The women in the AZURE trial were given vitamin D supplements when the study started, but the supplements were 10 times lower than current recommended levels.

Right now, it’s not clear how or why vitamin D levels affect breast cancer spread. It may be that adequate vitamin D levels affect how breast cancer behaves; so when vitamin D levels are low, breast cancer is more likely to develop and if it does develop, it's more aggressive, harder to treat, and more likely to spread. It's also possible that low vitamin D levels are caused by other factors such as diet, exercise, and lifestyle choices that also affect breast cancer risk and prognosis.

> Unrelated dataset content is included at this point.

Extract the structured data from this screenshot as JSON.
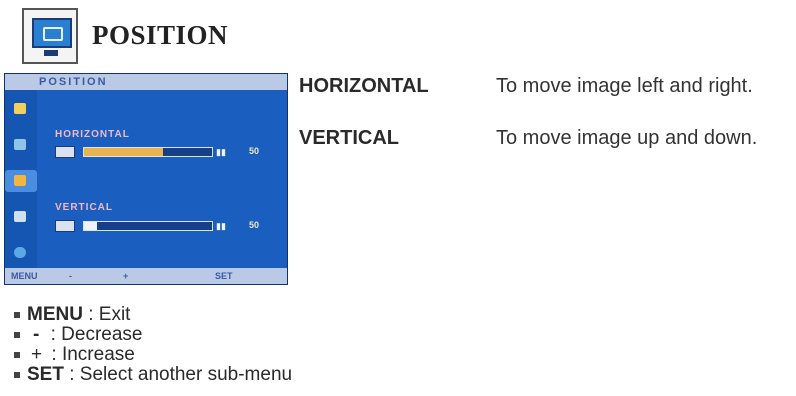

Getting enough vitamin D, as well as calcium, is important for your overall good health -- especially the health of your bones. This study and other research suggest that getting enough vitamin D also might be important if you're being treated for breast cancer. Still, more research is needed to better understand the link between vitamin D and breast cancer. Checking vitamin D levels as part of routine healthcare might make sense. Still, it’s important to know that taking too much vitamin D can be harmful. Vitamin D supplements should be taken only when a blood test shows your vitamin D level is low.

Getting more direct sunlight exposure can also help boost your vitamin D levels. Even short periods of direct peak sun exposure – 15 minutes 3 times a week, for example – can give you more than the recommended daily amount of vitamin D. It’s also impossible to overdose on vitamin D from the sun. While sun exposure offers vitamin D benefits, it does have risks. Sun exposure increases your risk of skin cancer, including melanoma, the most dangerous type. In general, most experts recommend you continue to use sun protection when ultraviolet (UV) radiation levels are moderate or high.

If you're being treated for breast cancer, you might want to talk to your doctor about the results of this study. Ask if checking your vitamin D level makes sense for you. If it's low, you and your doctor can decide if a vitamin D supplement is right for you.